Michael Schaller, regents professor in the Department of History, said as there are fewer survivors, commemorating them takes on a “poignant significance.”
“It was the beginning of such a terrible war,” Scheller said. “It wasn’t just a one day thing, but it was kicking off multiple years of global fighting, and memorializing that day is also a way of honoring those who served in the military throughout the second World War.”
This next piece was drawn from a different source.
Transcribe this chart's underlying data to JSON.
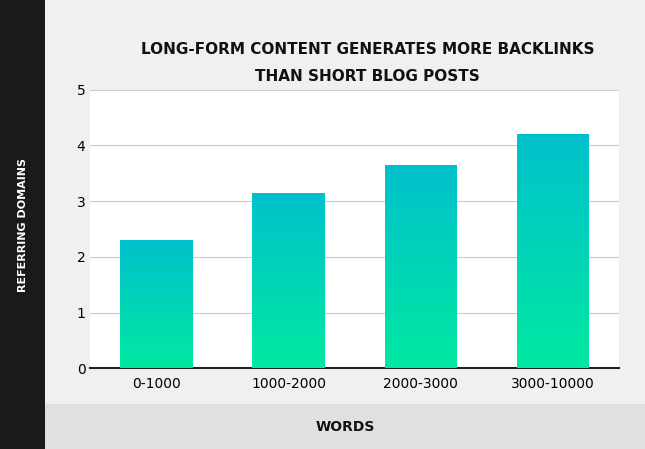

The UA Veterans Alumni Club will also host a memorial on Saturday at the Student Union Memorial Center Rotunda to honor those who died during the attack on Pearl Harbor and those who served in World War II. Natasha Crawford, chair of the club, said the event will feature guest speaker Colonel Michael Kuhn, professor of Naval Science for and commanding officer of the UA’s NROTC, among others.
Crawford said having events in honor of the National Pearl Harbor Remembrance Day, which is Saturday, shows how much military support the UA and the community provide. Having a survivor on campus will help the community better understand what happened on Dec. 7, 1941, Crawford added.
“People can really get a better understanding of the events when it comes from a survivor, from someone who experienced it,” Crawford said.
Bruner will wear the Purple Heart medal he received for being wounded on the USS Arizona when he visits campus, McGrath added.
McGrath said Bruner is looking forward to sharing his story with the campus community and seeing artifacts in the student union that commemorate the USS Arizona, especially the two flags that were the last flags flown on the ship before the attack.
“It’s seldom that in anybody’s life they have the opportunity to actually meet a true or real American hero,” McGrath said, “and Lauren Bruner is that kind of American hero to the highest standard.”
Talk by Lauren Bruner, USS Arizona bombing survivor
Thursday at 12:20 p.m.
• UA Student VETS Center, on the fourth floor of SUMC
“Remembering the Fallen.”
Saturday at 10 a.m. to 11:30 a.m.
• Student Union Memorial Center Rotunda, on the first floor of the SUMC
USS Arizona Ceremony
Sunday 9:30 a.m. to 11 a.m.
• UA Mall (Parking is available at the Second Street Garage, 1340 E. Second St.)